An exception to this need to add the fact after a preposition is after in showing how two ideas or points are similar or different (are similar in that …: see 82. Common Errors in Making Comparisons).
Verbs after a preposition can also be in the -ing (gerund) form, but usually the meaning will differ. In (l), for example, the fact that indicates sneezing always happens (it is a fact), whereas -ing suggests that it may sometimes not happen.
“that” CLAUSES THAT ACT LIKE ADVERBS AND ADJECTIVES
That clauses can act in some of the ways that adverbs can. In one, that must be part of a longer conjunction phrase, like this:
(m) IN THE EVENT THAT the rains fail, stored water will maintain irrigation.
The underlined that clause here is adverb-like in the way that most clauses introduced by a conjunction are: they are outside the main noun and adjective positions in the sentence (see 174. Eight Things to Know about Conjunctions, #8). Other that phrases that help to make adverb clauses of this kind include assuming that, given that, granted that, in order that, now that, on condition that, on the understanding that, provided that, seeing that, so that and supposing that.
One other adverb-like use adds to the meaning of a preceding adjective, as in happy that force was unnecessary. Not all adjectives can be used with that in this way, and even those that can may also allow to, -ing or a preposition + -ing (e.g. happy about force being unnecessary), or even no following verb at all (e.g. happy with the situation – see 134. Words with a Variable Preposition).
Many adjectives usable with that are like happy in expressing an emotion or state of mind: angry, convinced, delighted, disappointed, emphatic, hopeful, insistent, jealous, keen, pleased, sad etc.

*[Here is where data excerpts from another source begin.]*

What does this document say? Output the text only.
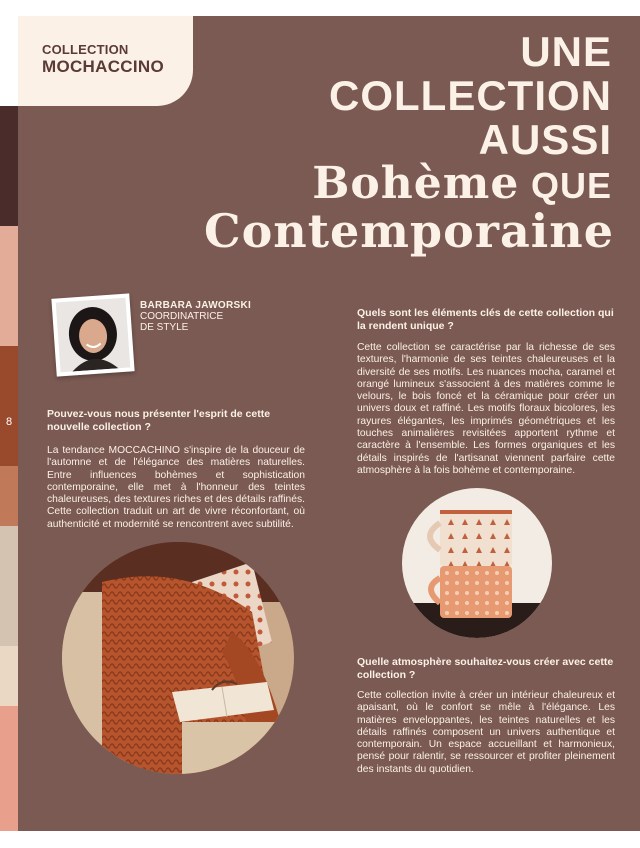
8
COLLECTION
MOCHACCINO	UNE
COLLECTION
AUSSI
Bohème QUE
Contemporaine
BARBARA JAWORSKI
COORDINATRICE
DE STYLE
Pouvez-vous nous présenter l'esprit de cette nouvelle collection ?
La tendance MOCCACHINO s'inspire de la douceur de l'automne et de l'élégance des matières naturelles. Entre influences bohèmes et sophistication contemporaine, elle met à l'honneur des teintes chaleureuses, des textures riches et des détails raffinés. Cette collection traduit un art de vivre réconfortant, où authenticité et modernité se rencontrent avec subtilité.
Quels sont les éléments clés de cette collection qui la rendent unique ?
Cette collection se caractérise par la richesse de ses textures, l'harmonie de ses teintes chaleureuses et la diversité de ses motifs. Les nuances mocha, caramel et orangé lumineux s'associent à des matières comme le velours, le bois foncé et la céramique pour créer un univers doux et raffiné. Les motifs floraux bicolores, les rayures élégantes, les imprimés géométriques et les touches animalières revisitées apportent rythme et caractère à l'ensemble. Les formes organiques et les détails inspirés de l'artisanat viennent parfaire cette atmosphère à la fois bohème et contemporaine.
Quelle atmosphère souhaitez-vous créer avec cette collection ?
Cette collection invite à créer un intérieur chaleureux et apaisant, où le confort se mêle à l'élégance. Les matières enveloppantes, les teintes naturelles et les détails raffinés composent un univers authentique et contemporain. Un espace accueillant et harmonieux, pensé pour ralentir, se ressourcer et profiter pleinement des instants du quotidien.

Others are common after a starting It is… (see 103. Postponed Subjects in “It” Sentences). Most are truth-commenting: (in)accurate, certain, clear, (un)convincing, (in)correct, conclusive, definite, difficult to accept, false, indubitable, obvious, right, sure, (im)possible, (un)likely, (im)probable, rare, true etc.). A few express mental processes: foreseeable, notable, observable, predictable, tenable and understandable.
The final use of that clauses is adjective-like – combining with a noun just in front, like this:
(n) The DENIAL that God exists is no less a belief than its opposite.
Nouns allowing this use tend to be the same as those that combine with a complement that clause, as in (i) and (j) above. One other is no doubt after there is (see 157. Tricky Word Contrasts 5, #1). Nouns that allow that can also normally be used with a preposition and no verb, e.g. the denial of God (without exists).